Answer to Question #120987 in Chemistry for Aisha Sayed

Solution:

The balanced chemical equation:

2Nal(s) + Cl₂(g) = I₂(s) + 2NaCl(s)

According to the chemical equation: n(NaI)/2 = n(Cl₂) = n(NaCl)/2

1) Calculate moles:

Moles of NaI = Mass of NaI / Molar mass of NaI

The molar mass of NaI is 149.89 g/mol.

Moles of NaI = (4.0 g) / (149.89 g/mol) = 0.0267 mol

Moles of Cl₂ = Mass of Cl₂ / Molar mass of Cl₂

The molar mass of Cl₂ is 70.906 g/mol.

Moles of Cl₂ = (4.0 g) / (70.906 g/mol) = 0.0564 mol

2) Divide by coefficients of balanced equation:

Sodium iodide (NaI) ⇒ (0.0267 mol) / (2 mol) = 0.01335 mol

Chlorine gas (Cl₂) ⇒ (0.0564 mol) / (1 mol) = 0.0564 mol

Sodium iodide (NaI) is the lower value. It is the limiting reagent.

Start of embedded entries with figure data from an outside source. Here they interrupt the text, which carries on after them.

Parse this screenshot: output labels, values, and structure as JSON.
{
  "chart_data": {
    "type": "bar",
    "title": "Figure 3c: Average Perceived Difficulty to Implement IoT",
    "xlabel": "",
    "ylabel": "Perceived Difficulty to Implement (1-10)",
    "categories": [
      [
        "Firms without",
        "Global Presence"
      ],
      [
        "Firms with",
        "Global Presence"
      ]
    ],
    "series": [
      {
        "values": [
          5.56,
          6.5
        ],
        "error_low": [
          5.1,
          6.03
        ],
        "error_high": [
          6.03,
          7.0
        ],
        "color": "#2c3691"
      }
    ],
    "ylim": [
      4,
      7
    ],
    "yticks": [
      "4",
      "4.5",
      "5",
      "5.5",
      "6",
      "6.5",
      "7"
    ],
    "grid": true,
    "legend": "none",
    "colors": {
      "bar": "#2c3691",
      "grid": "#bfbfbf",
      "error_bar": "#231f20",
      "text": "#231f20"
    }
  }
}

3) Use NaI : NaCl molar ratio:

1 is to 1 as 0.0267 mol is to X

X = 0.0267 mol of NaCl produced

4) Determine grams of NaCl:

Mass of NaCl = Moles of NaCl × Molar mass of NaCl

The molar mass of NaCl is 58.44 g/mol.

Mass of NaCl = (0.0267 mol) × (58.44 g/mol) = 1.56035 g = 1.56 g

5) Actual yield of NaCl = Mass of NaCl × The percentage yield of the reaction

Actual yield of NaCl = (1.56 g) × (0.67) = 1.0452 g = 1.05 g

Answer: 1.05 g is the actual yield of sodium chloride (NaCl).